Los recursos están destinados a respaldar actividades de vigilancia, prevención, comunicación comunitaria y protección de los grupos considerados más vulnerables.
La necesidad de financiación adquiere especial importancia debido a que un sistema sanitario con recursos limitados puede tener mayores dificultades para realizar pruebas, localizar contactos y mantener una vigilancia activa durante un brote.
¿Qué deben hacer las familias?
Las autoridades y UNICEF recomiendan que las familias busquen atención médica si un niño o cualquier otro integrante del hogar presenta síntomas compatibles con mpox.
Entre las señales que deben generar atención se encuentran las erupciones o lesiones en la piel, fiebre, inflamación de los ganglios y otros síntomas compatibles con la enfermedad.
También se recomienda evitar el contacto físico estrecho con personas que tengan lesiones sospechosas, mantener buenas prácticas de higiene de manos y seguir las indicaciones de los profesionales sanitarios.
La información correcta es especialmente importante para evitar el estigma. Tener síntomas compatibles con mpox no significa automáticamente que una persona esté infectada, ya que el diagnóstico requiere una evaluación médica y, cuando corresponde, pruebas de laboratorio.

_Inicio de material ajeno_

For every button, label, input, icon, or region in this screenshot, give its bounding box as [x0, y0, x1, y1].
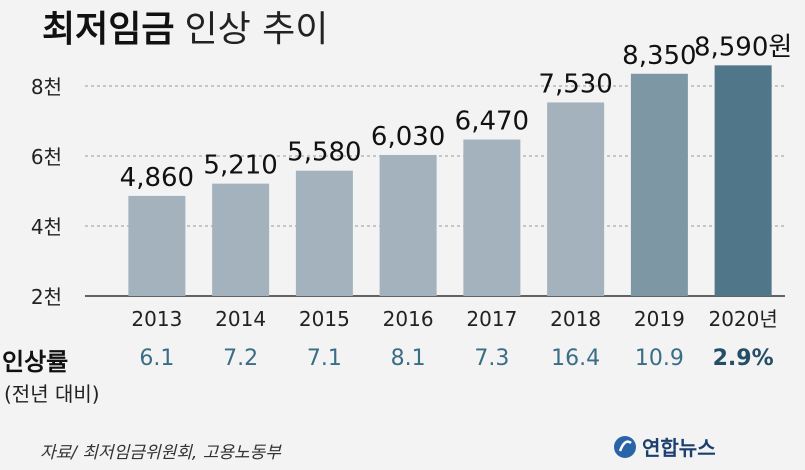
y-tick-label: 8천 [31, 75, 62, 99]
increase-rate-value: 16.4 [551, 346, 601, 371]
title-bold: 최저임금 [42, 9, 175, 50]
increase-rate-value: 7.3 [474, 346, 510, 371]
x-tick-label: 2020년 [708, 307, 777, 331]
increase-rate-subheader: (전년 대비) [4, 382, 100, 406]
x-tick-label: 2019 [634, 307, 685, 331]
bar-value-label: 8,350 [622, 41, 696, 71]
bar-value-label: 5,210 [203, 151, 277, 181]
x-tick-label: 2017 [466, 307, 517, 331]
brand-name: 연합뉴스 [642, 436, 716, 460]
x-tick-label: 2016 [383, 307, 434, 331]
bar-value-label: 6,470 [455, 107, 529, 137]
increase-rate-value: 2.9% [712, 346, 774, 371]
y-tick-label: 2천 [31, 285, 62, 309]
increase-rate-value: 7.1 [306, 346, 342, 371]
bar-value-label: 6,030 [371, 122, 445, 152]
y-tick-label: 6천 [31, 145, 62, 169]
x-tick-label: 2014 [215, 307, 266, 331]
bar-2015 [295, 170, 353, 296]
bar-2019 [630, 73, 688, 296]
bar-value-label: 4,860 [120, 163, 194, 193]
increase-rate-value: 7.2 [223, 346, 259, 371]
bar-value-label: 7,530 [538, 69, 612, 99]
bar-2013 [128, 195, 186, 296]
title-light: 인상 추이 [184, 9, 329, 50]
y-tick-label: 4천 [31, 215, 62, 239]
bar-value-label: 8,590원 [694, 32, 792, 62]
x-tick-label: 2013 [131, 307, 182, 331]
bar-value-label: 5,580 [287, 138, 361, 168]
bar-2016 [379, 154, 437, 296]
source-note: 자료/ 최저임금위원회, 고용노동부 [40, 443, 281, 463]
increase-rate-value: 10.9 [634, 346, 684, 371]
bar-2018 [547, 102, 605, 296]
increase-rate-row: 인상률 6.1 7.2 7.1 8.1 7.3 16.4 10.9 2.9% [0, 340, 805, 380]
yonhap-logo-icon [614, 435, 636, 458]
chart-title: 최저임금 인상 추이 [42, 8, 328, 52]
increase-rate-value: 8.1 [390, 346, 426, 371]
increase-rate-value: 6.1 [139, 346, 175, 371]
bar-2020년 [714, 65, 772, 296]
brand: 연합뉴스 [612, 432, 716, 461]
x-tick-label: 2018 [550, 307, 601, 331]
bar-2017 [463, 139, 521, 296]
increase-rate-header: 인상률 [2, 348, 69, 376]
x-tick-label: 2015 [299, 307, 350, 331]
bar-2014 [212, 183, 270, 296]
bar-chart: 2천 4천 6천 8천 4,860 2013 5,210 2014 5,580 2015 6,030… [31, 32, 792, 331]
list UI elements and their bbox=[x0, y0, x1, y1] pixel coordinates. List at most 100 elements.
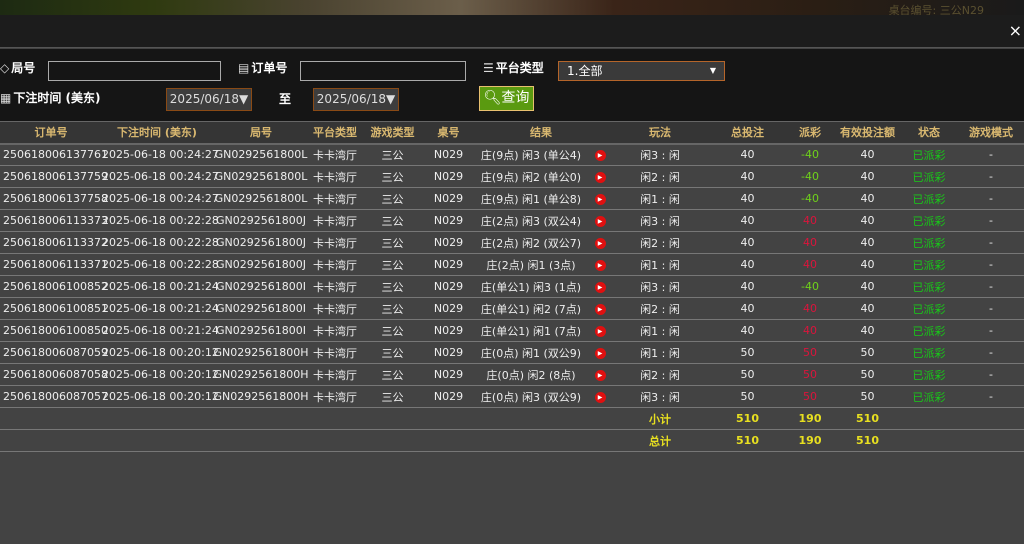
cell: 三公 bbox=[360, 187, 425, 210]
cell: 250618006087058 bbox=[0, 363, 108, 386]
replay-cell[interactable]: ▶ bbox=[590, 319, 610, 342]
cell: 40 bbox=[710, 187, 785, 210]
cell: 50 bbox=[835, 385, 900, 408]
play-video-icon[interactable]: ▶ bbox=[594, 325, 606, 337]
query-label: 查询 bbox=[501, 90, 530, 106]
cell: 三公 bbox=[360, 385, 425, 408]
replay-cell[interactable]: ▶ bbox=[590, 253, 610, 276]
play-video-icon[interactable]: ▶ bbox=[594, 237, 606, 249]
date-from-picker[interactable]: 2025/06/18▼ bbox=[166, 88, 252, 111]
replay-cell[interactable]: ▶ bbox=[590, 341, 610, 364]
cell: 250618006113373 bbox=[0, 209, 108, 232]
cell: 2025-06-18 00:22:28 bbox=[102, 231, 219, 254]
clipboard-icon: ▤ bbox=[238, 60, 250, 75]
play-video-icon[interactable]: ▶ bbox=[594, 303, 606, 315]
cell: -40 bbox=[785, 187, 835, 210]
cell: 40 bbox=[785, 319, 835, 342]
cell: 50 bbox=[710, 363, 785, 386]
cell: N029 bbox=[425, 385, 472, 408]
cell: N029 bbox=[425, 187, 472, 210]
cell: 2025-06-18 00:21:24 bbox=[102, 319, 219, 342]
tag-icon: ◇ bbox=[0, 60, 10, 75]
cell: 250618006137758 bbox=[0, 187, 108, 210]
cell: 40 bbox=[710, 253, 785, 276]
cell: 50 bbox=[835, 341, 900, 364]
cell: GN0292561800L bbox=[212, 143, 310, 166]
play-video-icon[interactable]: ▶ bbox=[594, 171, 606, 183]
cell: GN0292561800I bbox=[212, 297, 310, 320]
cell: 2025-06-18 00:21:24 bbox=[102, 297, 219, 320]
query-button[interactable]: 🔍︎查询 bbox=[479, 86, 534, 111]
replay-cell[interactable]: ▶ bbox=[590, 209, 610, 232]
table-row: 250618006087059 2025-06-18 00:20:12 GN0292… bbox=[0, 341, 1024, 364]
cell: 250618006100852 bbox=[0, 275, 108, 298]
play-video-icon[interactable]: ▶ bbox=[594, 193, 606, 205]
play-video-icon[interactable]: ▶ bbox=[594, 149, 606, 161]
order-input[interactable] bbox=[300, 61, 466, 81]
play-video-icon[interactable]: ▶ bbox=[594, 347, 606, 359]
cell: 2025-06-18 00:22:28 bbox=[102, 209, 219, 232]
table-row: 250618006100851 2025-06-18 00:21:24 GN0292… bbox=[0, 297, 1024, 320]
platform-select[interactable]: 1.全部 ▼ bbox=[558, 61, 725, 81]
cell: 庄(2点) 闲3 (双公4) bbox=[472, 209, 590, 232]
cell: 50 bbox=[710, 385, 785, 408]
round-input[interactable] bbox=[48, 61, 221, 81]
cell: 闲2 : 闲 bbox=[610, 231, 710, 254]
cell: - bbox=[958, 275, 1024, 298]
cell: 40 bbox=[835, 253, 900, 276]
table-row: 250618006113372 2025-06-18 00:22:28 GN0292… bbox=[0, 231, 1024, 254]
calendar-icon: ▦ bbox=[0, 90, 12, 105]
cell: 250618006087057 bbox=[0, 385, 108, 408]
cell: 已派彩 bbox=[900, 297, 958, 320]
play-video-icon[interactable]: ▶ bbox=[594, 259, 606, 271]
cell: N029 bbox=[425, 209, 472, 232]
column-header: 有效投注额 bbox=[835, 121, 900, 145]
cell: 卡卡湾厅 bbox=[310, 187, 360, 210]
cell: 已派彩 bbox=[900, 275, 958, 298]
play-video-icon[interactable]: ▶ bbox=[594, 369, 606, 381]
total-label: 总计 bbox=[610, 429, 710, 452]
replay-cell[interactable]: ▶ bbox=[590, 143, 610, 166]
cell: 三公 bbox=[360, 209, 425, 232]
filter-panel: ◇ 局号 ▤ 订单号 ☰ 平台类型 1.全部 ▼ ▦ 下注时间 (美东) 2025/06/… bbox=[0, 49, 1024, 121]
replay-cell[interactable]: ▶ bbox=[590, 187, 610, 210]
column-header: 派彩 bbox=[785, 121, 835, 145]
cell: 卡卡湾厅 bbox=[310, 253, 360, 276]
round-label-text: 局号 bbox=[11, 61, 36, 75]
replay-cell[interactable]: ▶ bbox=[590, 385, 610, 408]
empty-cell bbox=[0, 429, 610, 452]
replay-cell[interactable]: ▶ bbox=[590, 297, 610, 320]
cell: 三公 bbox=[360, 297, 425, 320]
cell: 闲1 : 闲 bbox=[610, 319, 710, 342]
replay-cell[interactable]: ▶ bbox=[590, 165, 610, 188]
play-video-icon[interactable]: ▶ bbox=[594, 215, 606, 227]
cell: 三公 bbox=[360, 253, 425, 276]
column-header: 游戏模式 bbox=[958, 121, 1024, 145]
close-icon[interactable]: × bbox=[1008, 21, 1022, 40]
play-video-icon[interactable]: ▶ bbox=[594, 391, 606, 403]
cell: GN0292561800J bbox=[212, 209, 310, 232]
cell: 已派彩 bbox=[900, 341, 958, 364]
cell: 闲3 : 闲 bbox=[610, 143, 710, 166]
cell: 三公 bbox=[360, 275, 425, 298]
cell: 庄(2点) 闲2 (双公7) bbox=[472, 231, 590, 254]
cell: 卡卡湾厅 bbox=[310, 209, 360, 232]
cell: GN0292561800H bbox=[212, 385, 310, 408]
replay-cell[interactable]: ▶ bbox=[590, 275, 610, 298]
play-video-icon[interactable]: ▶ bbox=[594, 281, 606, 293]
bet-records-table: 订单号 下注时间 (美东) 局号 平台类型 游戏类型 桌号 结果 玩法 总投注 派彩 有效投注额 状态… bbox=[0, 121, 1024, 452]
column-header: 总投注 bbox=[710, 121, 785, 145]
order-label-text: 订单号 bbox=[251, 61, 288, 75]
cell: 250618006137759 bbox=[0, 165, 108, 188]
date-to-picker[interactable]: 2025/06/18▼ bbox=[313, 88, 399, 111]
cell: 40 bbox=[785, 297, 835, 320]
cell: -40 bbox=[785, 143, 835, 166]
replay-cell[interactable]: ▶ bbox=[590, 231, 610, 254]
column-header: 游戏类型 bbox=[360, 121, 425, 145]
cell: 卡卡湾厅 bbox=[310, 319, 360, 342]
cell: 已派彩 bbox=[900, 231, 958, 254]
cell: 卡卡湾厅 bbox=[310, 341, 360, 364]
replay-cell[interactable]: ▶ bbox=[590, 363, 610, 386]
cell: GN0292561800H bbox=[212, 363, 310, 386]
subtotal-label: 小计 bbox=[610, 407, 710, 430]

La situación todavía está en evolución
El brote de Guinea-Bissau se encuentra todavía en una fase en la que las cifras pueden cambiar rápidamente.
El dato más relevante actualmente es que 23 de los 46 casos sospechosos son menores de 15 años, mientras que 16 de esos niños tienen entre cero y cuatro años. Sin embargo, los siete casos confirmados registrados hasta el 17 de agosto correspondían a adultos y no se habían reportado fallecimientos.
La diferencia entre casos sospechosos y confirmados es fundamental para interpretar correctamente la situación y evitar presentar como contagios confirmados aquellos que todavía están siendo investigados.
El principal desafío para Guinea-Bissau será determinar cuántos de los casos sospechosos terminan siendo positivos, identificar posibles cadenas de transmisión y evitar que el virus continúe circulando de manera silenciosa.
Mientras tanto, la vigilancia sobre la población infantil se ha convertido en una de las prioridades de la respuesta sanitaria, especialmente ante el elevado número de niños pequeños incluidos entre los casos sospechosos.
Un brote que exige vigilancia, no alarmismo
La aparición del mpox en Guinea-Bissau constituye un importante evento de salud pública porque se trata de la primera vez que el país reporta oficialmente casos de esta enfermedad.
Sin embargo, las cifras actuales no justifican hablar de una situación fuera de control. Hasta el 17 de agosto, los datos oficiales disponibles registraban siete casos confirmados, todos en adultos, y ninguna muerte.
Lo que sí resulta preocupante es la combinación de 46 casos sospechosos, una elevada presencia de menores entre ellos, 16 niños de entre cero y cuatro años y limitaciones en los sistemas de vigilancia y rastreo.
La prioridad será mejorar la capacidad de diagnóstico y seguimiento antes de que posibles cadenas de transmisión no detectadas puedan ampliarse. La respuesta temprana, el acceso a atención médica y la información adecuada serán claves para proteger especialmente a los niños y contener el primer brote de mpox registrado en Guinea-Bissau.